Epifânia também destaca que o trabalho dos meliponicultores é essencial para a ciência e a conservação. “Não adianta o conhecimento ficar só dentro da sala de aula. A parceria entre pesquisadores e comunidades é fundamental para proteger as abelhas e manter a biodiversidade viva.”

Um desses produtores parceiros da pesquisa acadêmica é Everardo Alves Moreira, experiente meliponicultor e guardião de um meliponário modelo de 2016, construído com apoio do Fundo Ecos no projeto Rede Néctar do Sertão, financiado pelo GEF e parceria do PNUD.

Detentor de um importante conhecimento acerca das abelhas nativas, Everardo trabalha com mais de 200 caixas de meliponicultura.

Em Paramoti, o agricultor Francisco Antônio cria abelhas nativas há mais de oito anos e viu na meliponicultura uma forma de ampliar a renda da família. “Comecei com três colmeias e hoje já passei de vinte.
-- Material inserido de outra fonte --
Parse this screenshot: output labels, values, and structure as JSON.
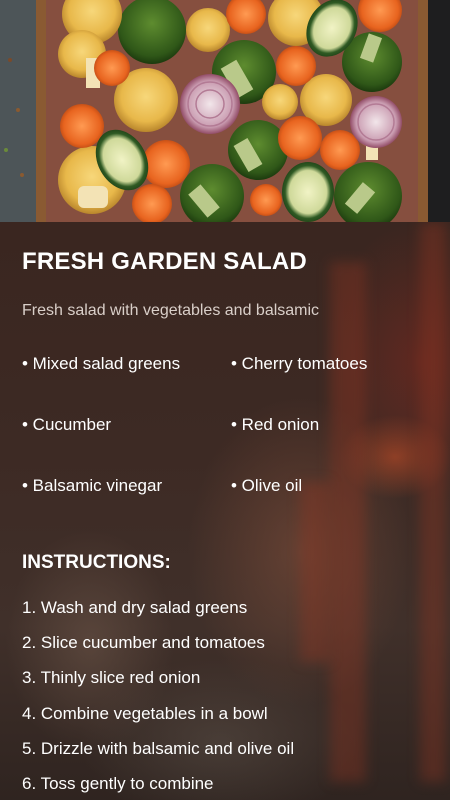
{
  "recipe": {
    "title": "FRESH GARDEN SALAD",
    "description": "Fresh salad with vegetables and balsamic",
    "ingredients": [
      "• Mixed salad greens",
      "• Cherry tomatoes",
      "• Cucumber",
      "• Red onion",
      "• Balsamic vinegar",
      "• Olive oil"
    ],
    "instructions_heading": "INSTRUCTIONS:",
    "steps": [
      "1. Wash and dry salad greens",
      "2. Slice cucumber and tomatoes",
      "3. Thinly slice red onion",
      "4. Combine vegetables in a bowl",
      "5. Drizzle with balsamic and olive oil",
      "6. Toss gently to combine"
    ]
  },
  "colors": {
    "text": "#ffffff",
    "muted_text": "#d9cfc9",
    "background": "#2e201b"
  }
}
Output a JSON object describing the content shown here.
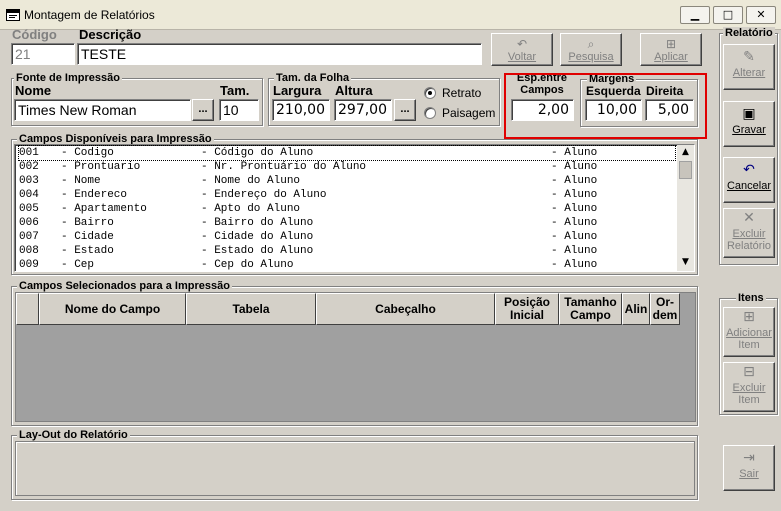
{
  "window": {
    "title": "Montagem de Relatórios",
    "minimize": "▁",
    "maximize": "□",
    "close": "✕"
  },
  "header": {
    "codigo_label": "Código",
    "codigo_value": "21",
    "descricao_label": "Descrição",
    "descricao_value": "TESTE"
  },
  "toolbar": {
    "voltar": "Voltar",
    "pesquisa": "Pesquisa",
    "aplicar": "Aplicar"
  },
  "fonte": {
    "group_label": "Fonte de Impressão",
    "nome_label": "Nome",
    "nome_value": "Times New Roman",
    "browse": "...",
    "tam_label": "Tam.",
    "tam_value": "10"
  },
  "folha": {
    "group_label": "Tam. da Folha",
    "largura_label": "Largura",
    "largura_value": "210,00",
    "altura_label": "Altura",
    "altura_value": "297,00",
    "browse": "...",
    "retrato": "Retrato",
    "paisagem": "Paisagem"
  },
  "esp": {
    "label_line1": "Esp.entre",
    "label_line2": "Campos",
    "value": "2,00"
  },
  "margens": {
    "group_label": "Margens",
    "esquerda_label": "Esquerda",
    "esquerda_value": "10,00",
    "direita_label": "Direita",
    "direita_value": "5,00"
  },
  "campos_disponiveis": {
    "group_label": "Campos Disponíveis para Impressão",
    "rows": [
      {
        "code": "001",
        "name": "Codigo",
        "desc": "Código do Aluno",
        "table": "Aluno"
      },
      {
        "code": "002",
        "name": "Prontuario",
        "desc": "Nr. Prontuário do Aluno",
        "table": "Aluno"
      },
      {
        "code": "003",
        "name": "Nome",
        "desc": "Nome do Aluno",
        "table": "Aluno"
      },
      {
        "code": "004",
        "name": "Endereco",
        "desc": "Endereço do Aluno",
        "table": "Aluno"
      },
      {
        "code": "005",
        "name": "Apartamento",
        "desc": "Apto do Aluno",
        "table": "Aluno"
      },
      {
        "code": "006",
        "name": "Bairro",
        "desc": "Bairro do Aluno",
        "table": "Aluno"
      },
      {
        "code": "007",
        "name": "Cidade",
        "desc": "Cidade do Aluno",
        "table": "Aluno"
      },
      {
        "code": "008",
        "name": "Estado",
        "desc": "Estado do Aluno",
        "table": "Aluno"
      },
      {
        "code": "009",
        "name": "Cep",
        "desc": "Cep do Aluno",
        "table": "Aluno"
      }
    ]
  },
  "campos_selecionados": {
    "group_label": "Campos Selecionados para a Impressão",
    "columns": {
      "nome_do_campo": "Nome do Campo",
      "tabela": "Tabela",
      "cabecalho": "Cabeçalho",
      "posicao_1": "Posição",
      "posicao_2": "Inicial",
      "tamanho_1": "Tamanho",
      "tamanho_2": "Campo",
      "alin": "Alin",
      "ordem_1": "Or-",
      "ordem_2": "dem"
    }
  },
  "layout_section": {
    "group_label": "Lay-Out do Relatório"
  },
  "relatorio_panel": {
    "group_label": "Relatório",
    "alterar": "Alterar",
    "gravar": "Gravar",
    "cancelar": "Cancelar",
    "excluir_1": "Excluir",
    "excluir_2": "Relatório"
  },
  "itens_panel": {
    "group_label": "Itens",
    "adicionar_1": "Adicionar",
    "adicionar_2": "Item",
    "excluir_1": "Excluir",
    "excluir_2": "Item"
  },
  "sair": "Sair",
  "icons": {
    "app": "report-window-icon",
    "voltar": "back-icon",
    "pesquisa": "search-icon",
    "aplicar": "apply-icon",
    "alterar": "edit-icon",
    "gravar": "floppy-disk-icon",
    "cancelar": "undo-icon",
    "excluir": "delete-x-icon",
    "adicionar": "add-item-icon",
    "excluir_item": "remove-item-icon",
    "sair": "exit-door-icon"
  },
  "colors": {
    "face": "#d4d0c8",
    "highlight_box": "#e00000",
    "grid_bg": "#a0a0a0",
    "disabled_text": "#808080"
  }
}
O mel da jandaíra é muito valorizado. Chega a R$ 250 o litro e é muito procurado por quem busca produtos medicinais”, conta.

Francisco explica que o manejo das abelhas exige cuidado, especialmente durante o período seco. “A gente alimenta as colmeias até chegar o inverno, quando elas voltam a coletar o próprio alimento na natureza. É um trabalho de paciência e de respeito com o ciclo da vida.”

Para Renato Araújo, assessor técnico do ISPN, a meliponicultura é um exemplo de como a conservação ambiental pode caminhar junto com o desenvolvimento local. “A pessoa que cria abelhas vira protetora da natureza. Ela não quer que queimem nem desmatem, porque sabe que isso acaba com a florada”, explica. “Nosso trabalho é fortalecer atividades econômicas compatíveis com a conservação. Quando a comunidade se envolve, todo mundo ganha, inclusive o meio ambiente.”

Francisco apresenta o meliponário da Associação de Apicultores de Paramoti (CE). Foto: Camila Araujo/Acervo ISPN

Airton Matheus, conhecido como Tino, é secretário de Desenvolvimento Agrário e vice-prefeito de Paramoti. Ele acompanha de perto o impacto do projeto no município.

“A associação de apicultores existe desde 1998, e a meliponicultura veio somar forças. É uma nova atividade que gera renda e ajuda a conservar o ecossistema”, afirma. “A ideia é ampliar ainda mais essa produção e fortalecer o mel da jandaíra como um símbolo do nosso sertão.”

As abelhas nativas são responsáveis pela polinização de 90% das plantas com flores e de cerca de 65% dos alimentos consumidos no mundo. No Ceará, o trabalho coletivo de agricultores, pesquisadores e instituições parceiras está ajudando a garantir que elas continuem cumprindo esse papel vital.

Do zumbido leve das jandaíras ao mel dourado que chega às feiras e mercados locais, o projeto Néctar do Sertão mostra que é possível florescer em parceria com a natureza — e que o sertão, quando bem cuidado, é mesmo um lugar fértil de vida, saberes e esperança.

O projeto Néctar do Sertão é uma iniciativa da Agência de Desenvolvimento Econômico Local (ADEL) com apoio do Fundo Ecos, do ISPN, e recursos do GEF, em parceria com o PNUD. Esse é o terceiro projeto da ADEL com o Fundo Ecos (2013, 2015 e 2024).